Personal information
- Full name: Anzor Nadim Rashad Nafash
- Date of birth: 2 November 1978 (age 47)
- Place of birth: Nalchik, Russian SFSR, Soviet Union
- Height: 1.81 m (5 ft 11 in)
- Position: Midfielder

Youth career
- 1996–1997: Spartak-2 Nalchik

Senior career*
- Years: Team / Apps / (Gls)
- 1997–1998: Spartak Nalchik / 13 / (0)
- 1998: FC Nart Nartkala / 19 / (1)
- 1999: Kavkazkabel Prokhladny / 14 / (0)
- 1999–2002: Al-Ahli (Amman) / 53 / (7)
- 2002–2003: Sutjeska Nikšić / 23 / (1)
- 2003–2005: Al-Ahli (Amman) /  / (1)
- 2005–2006: Kavkaztransgaz-2005 Ryzdvyany / 30 / (5)
- 2007: SKA Rostov-on-Don / 33 / (2)
- 2008: Lukhovitsy / 30 / (13)
- 2009: Avangard Kursk / 30 / (6)
- 2010–2011: Gubkin / 33 / (2)
- 2011–2012: Kavkaztransgaz-2005 Ryzdvyany / 34 / (4)
- Total:  / 369+ / (57+)

International career
- 2000–2004: Jordan / 10 / (0)

Managerial career
- 2020: Al-Ahli Club (Amman)

= Anzor Nafash =

Jordanian football player and coach

Anzor Nadim Rashad Nafash (أنزور نديم رشاد نفش; born 2 November 1978) is a professional football coach and former player who played as a midfielder.

Born in the Russian SFSR to a Russian father and a Jordanian mother, Nafash became a Jordanian citizen through naturalization.

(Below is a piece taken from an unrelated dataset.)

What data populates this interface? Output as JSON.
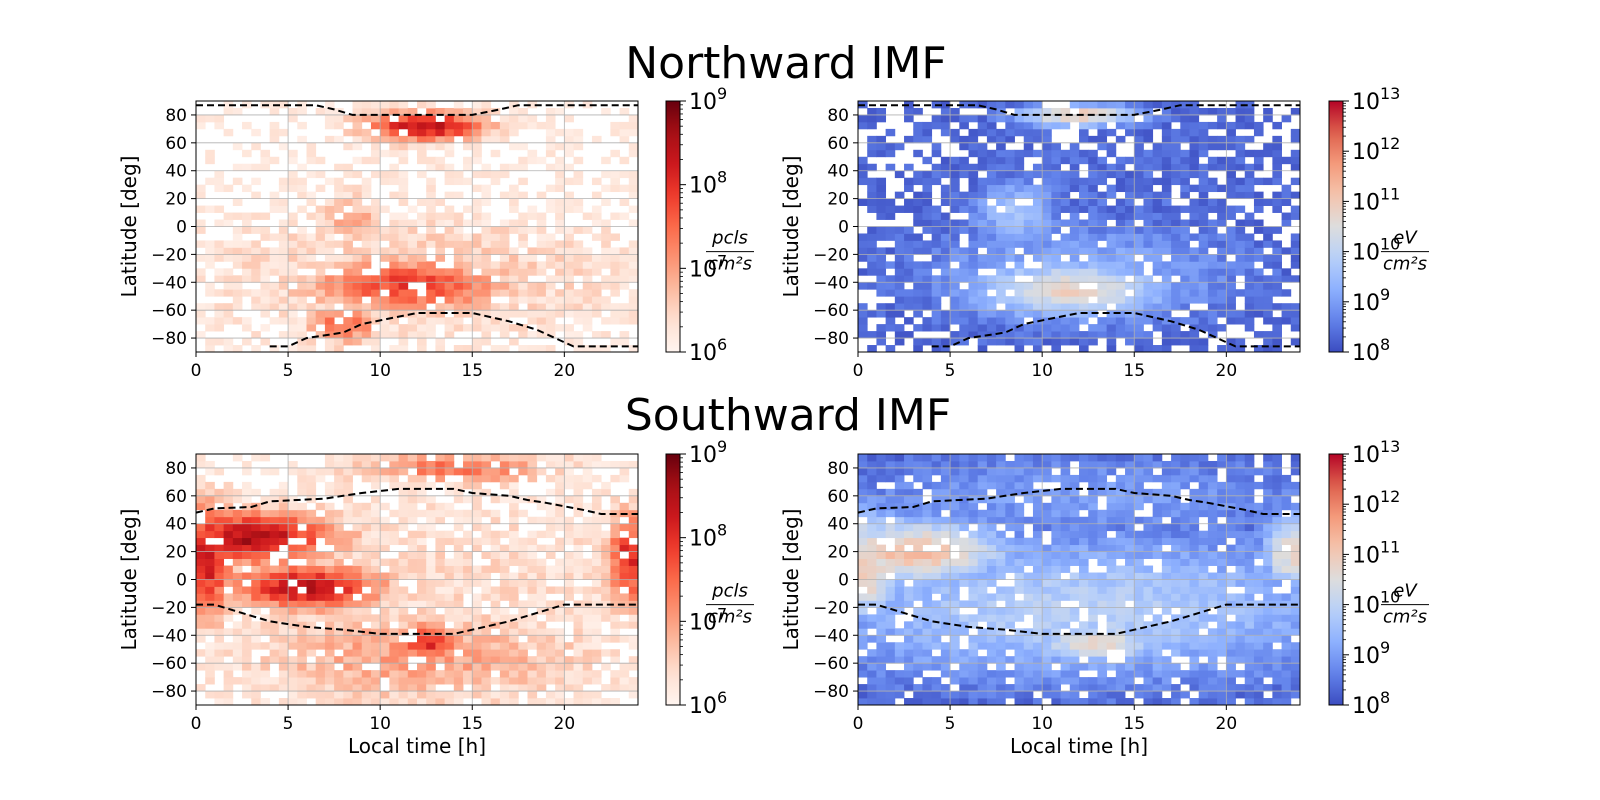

Between 2002 and 2003, he appeared in four matches for the Jordan national team.

==Early life==
Nafash was born in the Russian SFSR, Soviet Union to a Russian father and a Jordanian mother. He obtained Jordanian citizenship in order to represent the Jordan national team.

== Managerial career ==
On 16 January 2020, Nafash was appointed head coach of Al-Ahli.